Ebeveyn: Evet. Eski okuluna ve arkadaşlarına ne kadar çok alışmıştın.
Çocuk: Oradaki arkadaşlarımla güzel oyunlar oynardık, birlikte şarkı söylerdik. Hem öğretmenimiz de bizi desteklerdi.
Ebeveyn: Bu kadar iyi bir arkadaş ortamından uzak kalmış olmak gerçekten üzüntü verebilir.
Çocuk: Geçen gece bir rüya gördüm. Eski okulumun bahçesinde arkadaşlarımla oyunlar oynuyorduk.
Ebeveyn: Eski okulunu ve arkadaşlarını gerçekten çok seviyordun.
Çocuk-ebeveyn ilişkisine dair diğer bir diyalog:
Nil: Hayır anne, ben bugün okula gitmek istemiyorum.
Anne: Neden?
Nil: Çünkü ben seninle vakit geçirmek istiyorum.
Anne: Hımmm. Öyle mi?
Nil: Evet, evde kalmak istiyorum.
Anne: Sanırım senin ne hissettiğini anlayabiliyorum Nil. Ben de bazı günler ofise gitmek istemiyorum. Seninle evde kalıp birlikte vakit geçirmek istiyorum. Kek yapalım, film izleyelim, oyun oynayalım istiyorum ama ofistekilere saat dokuzda orada olacağıma dair söz verdim ve sözümü tutmam gerekli.

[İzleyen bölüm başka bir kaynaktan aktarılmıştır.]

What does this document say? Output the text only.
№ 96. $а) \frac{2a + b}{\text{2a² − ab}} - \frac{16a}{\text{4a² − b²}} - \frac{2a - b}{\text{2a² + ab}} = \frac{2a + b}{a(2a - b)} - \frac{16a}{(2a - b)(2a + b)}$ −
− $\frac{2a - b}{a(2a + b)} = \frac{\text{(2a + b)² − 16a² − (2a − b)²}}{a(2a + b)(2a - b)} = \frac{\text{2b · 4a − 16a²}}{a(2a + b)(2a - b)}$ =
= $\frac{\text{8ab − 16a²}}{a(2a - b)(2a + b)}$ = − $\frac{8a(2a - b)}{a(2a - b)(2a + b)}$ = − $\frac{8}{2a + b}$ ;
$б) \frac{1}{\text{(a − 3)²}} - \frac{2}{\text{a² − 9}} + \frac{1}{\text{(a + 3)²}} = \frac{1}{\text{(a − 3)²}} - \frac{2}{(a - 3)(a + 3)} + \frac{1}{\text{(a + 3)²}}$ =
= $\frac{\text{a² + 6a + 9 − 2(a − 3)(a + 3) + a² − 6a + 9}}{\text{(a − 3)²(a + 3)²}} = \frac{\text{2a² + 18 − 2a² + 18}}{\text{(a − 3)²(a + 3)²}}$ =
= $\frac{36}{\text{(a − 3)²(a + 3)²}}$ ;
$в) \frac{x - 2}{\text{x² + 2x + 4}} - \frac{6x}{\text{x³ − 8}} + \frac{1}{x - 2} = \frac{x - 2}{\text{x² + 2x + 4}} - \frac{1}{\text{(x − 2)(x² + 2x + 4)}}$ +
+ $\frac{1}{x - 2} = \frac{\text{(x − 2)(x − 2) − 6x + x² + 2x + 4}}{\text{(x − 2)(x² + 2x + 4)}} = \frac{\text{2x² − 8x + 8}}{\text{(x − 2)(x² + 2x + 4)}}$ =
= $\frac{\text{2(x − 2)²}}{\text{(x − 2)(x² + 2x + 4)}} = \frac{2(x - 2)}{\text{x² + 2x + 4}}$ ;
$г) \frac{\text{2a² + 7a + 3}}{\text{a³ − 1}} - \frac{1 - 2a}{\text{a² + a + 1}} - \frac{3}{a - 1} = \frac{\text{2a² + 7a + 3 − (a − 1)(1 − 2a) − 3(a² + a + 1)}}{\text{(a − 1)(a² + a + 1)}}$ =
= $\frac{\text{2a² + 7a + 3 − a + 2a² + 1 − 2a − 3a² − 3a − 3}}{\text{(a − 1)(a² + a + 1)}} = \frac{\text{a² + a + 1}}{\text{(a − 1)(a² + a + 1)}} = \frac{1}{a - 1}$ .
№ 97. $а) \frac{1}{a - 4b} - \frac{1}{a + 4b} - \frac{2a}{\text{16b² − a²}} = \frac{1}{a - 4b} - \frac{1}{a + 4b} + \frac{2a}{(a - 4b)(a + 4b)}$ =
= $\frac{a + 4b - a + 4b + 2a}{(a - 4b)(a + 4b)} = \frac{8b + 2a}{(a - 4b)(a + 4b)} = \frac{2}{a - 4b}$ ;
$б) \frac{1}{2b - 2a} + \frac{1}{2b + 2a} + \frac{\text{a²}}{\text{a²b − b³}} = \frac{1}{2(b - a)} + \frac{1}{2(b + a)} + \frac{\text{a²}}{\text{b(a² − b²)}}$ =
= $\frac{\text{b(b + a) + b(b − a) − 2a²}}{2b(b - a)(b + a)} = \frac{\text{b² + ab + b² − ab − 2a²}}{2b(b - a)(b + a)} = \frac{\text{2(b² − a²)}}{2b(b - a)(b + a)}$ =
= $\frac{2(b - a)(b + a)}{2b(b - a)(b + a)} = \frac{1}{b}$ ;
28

Nil (ağlamaya başlar): Tutma sözünü ne olur? Bu haksızlık, ben okula gitmek istemiyorum.
Anne: Gel bakalım yanıma Nil. Üzgünüm çiçeğim evde oturamayız. Bu durum seni düş kırıklığına mı uğratıyor?
Nil: Evet.
Anne: Biraz da üzüyor sanırım.
Nil: Evet
Anne: Ben de üzülüyorum (Nil’e sarılır ve ağlamasına biraz daha izin verir.) Bak ne diyeceğim sana. Yarın hafta sonu ve ben işe gitmek zorunda kalmayacağım. Sen de okula gitmeyeceksin. Bütün gün birlikte vakit geçirebiliriz. Yarın yapmak istediğin özel bir şey var mı?
Nil: Evet. Patates kızartması yiyip birlikte çizgi film izleyelim.
Anne: Çok güzel olur, Başka?
Nil: Birlikte hayvanat bahçesine de gidelim.
Anne: Olur onu da yapabiliriz. Ama şimdi çıkmamız gerekiyor, tamam mı?
Nil: Tamam.
Bu iki örneği her yaş çocuğumuzda deneyimleyebilir, revize edebiliriz. Sadece ebeveyn-çocuk ilişkisinde değil hayatta sahip olduğumuz tüm ilişkilerde duyguların anlaşıldığı, yansıtıldığı ve seçenek sunulduğu taktirde iyi bir seviyede ilerlediğini gözlemlemek mümkün olmaktadır. Buraya kadar okuduğunuza göre, gerçekten çocuğunuzla ilişkinize iletişiminize önem veren bir noktadasınız. Sizi tüm kalbimle tebrik ediyorum. Yeni okul döneminde sizlere ve çocuklarınıza güzellikler diliyorum.
Referanslar
Cüceloğlu, D. (2018). Başarıya Götüren Aile., Remzi Kitabevi.
Cüceloğlu, D. (2016). Geliştiren Anne-Baba., Remzi Kitabevi.
Gottman, J., Declaıre,J. (2021). Duygusal Zekası Yüksek Çocuklar Yetiştirmek.,Görünmez Adam Yayıncılık.
Yavuzer, H.(2018). Eğitim ve Gelişim Özellikleriyle Okul Çağı Çocuğu.,Remzi Kitabevi.